Foi grande a força do cinema na minha educação. Venho de classe média baixa, meus pais foram a primeira geração de suas famílias na universidade. Eles trabalhavam e pagaram a própria faculdade. Eu, depois, já consegui entrar em uma pública, a Unirio, onde fiz artes cênicas.

Meus pais tinham conhecimento cultural um pouco restrito, já que vinham de uma camada social que não tinha, absolutamente, acesso à cultura nos anos 1970. Mas mesmo assim, sempre fui incentivada a ler quando criança, e se ouvia muito música clássica em casa.

Nos anos 1980, começou a onda do videocassete. Meu pai comprou um aparelho, como um luxo, e passamos a ver muitos filmes em casa. Era forte a paixão pelo cinema ali. Tínhamos até uma brincadeira de adivinhar o que aconteceria na próxima cena —o que talvez tenha feito nascer minha cabeça de roteirista. 

Quando comecei a estudar teatro, no ensino médio, passei a pesquisar mais. Meus professores davam filmes de referência, e conseguíamos achar na locadora coisas que nem tinham sido exibidas aqui. O cinema tem essa maravilha de ser um arquivo. A experiência de assistir a um filme tem o mesmo impacto para quem está vendo pela primeira vez, seja na época que for.
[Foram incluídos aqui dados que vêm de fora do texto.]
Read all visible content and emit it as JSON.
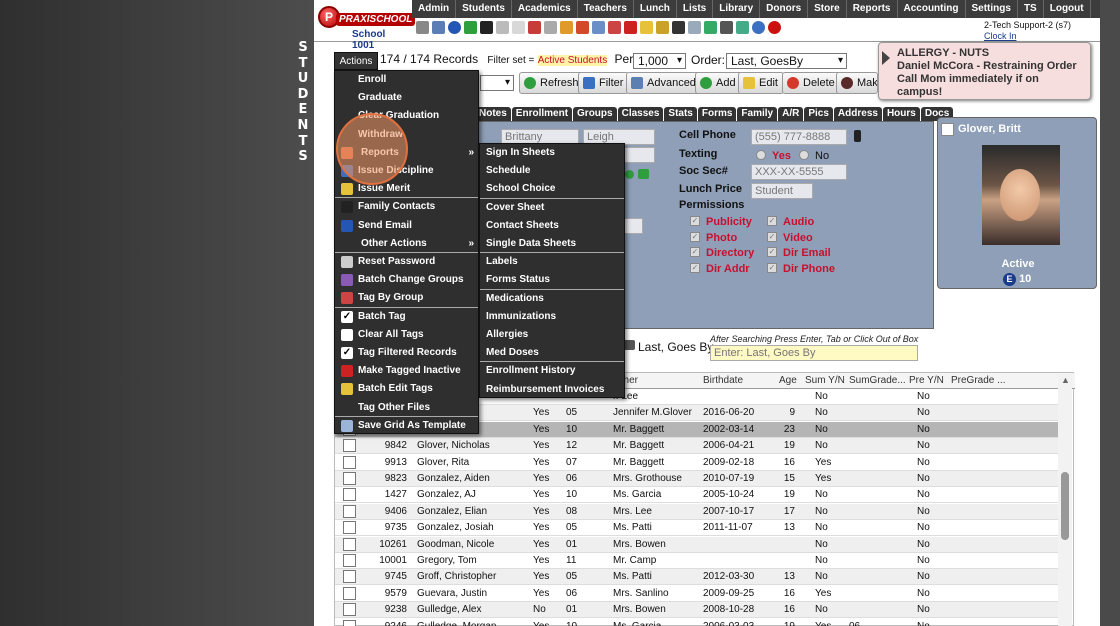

Na minha infância, em Petrópolis (RJ), os filmes brasileiros a que tínhamos acesso eram os da Xuxa e os dos Trapalhões. Filmes incríveis, aliás —me lembro de ver “Os Trapalhões na Serra Pelada”, lindíssimo, e “Os Trapalhões e o Rei do Futebol”, que tinha o Pelé. 

Eles lotavam cinemas. Vi algum filme da Xuxa, acho que “Lua de Cristal”, com gente sentada no chão da sala. Quando havia filme brasileiro que de alguma forma falava da gente, todo mundo corria para ver. É nossa necessidade de se enxergar. Nós precisamos desse espelho. 

Tem se discutido muito a questão de o filme brasileiro fazer ou não bilheteria. O ponto é o modo como ele é lançado, se tem uma verba decente de marketing. As pessoas precisam saber que o filme existe. Se tivesse um filme da Marvel que não fosse anunciado, ninguém iria ver. 

Por exemplo, “Bacurau” teve na semana passada uma sessão em Barra, local onde a gente filmou. É um povoado de 30 casas, no sertão do Rio Grande do Norte, a uma hora de estrada ruim da próxima cidade maiorzinha. O filme foi divulgado, foi falado, as pessoas sabiam. E havia 2.000 espectadores na sessão.
Um filme de qualidade, bem feito em todas as etapas de produção, é algo que as pessoas querem ver. O problema é fazer chegar até elas. 

Quando comecei a ser atriz, no início dos anos 1990, eu nem sonhava em fazer cinema. Era apaixonada por isso, mas no Brasil era impossível. Havia pouquíssimos filmes por ano, geralmente com celebridades. O cinema mais autoral não chegava para mim, já que eu morava em uma cidade pequena.

Por isso assistir a “Carlota Joaquina” (1995) no cinema foi um momento incrível: uma lufada de esperança depois de um deserto sem tamanho. Eu podia começar a sonhar de novo.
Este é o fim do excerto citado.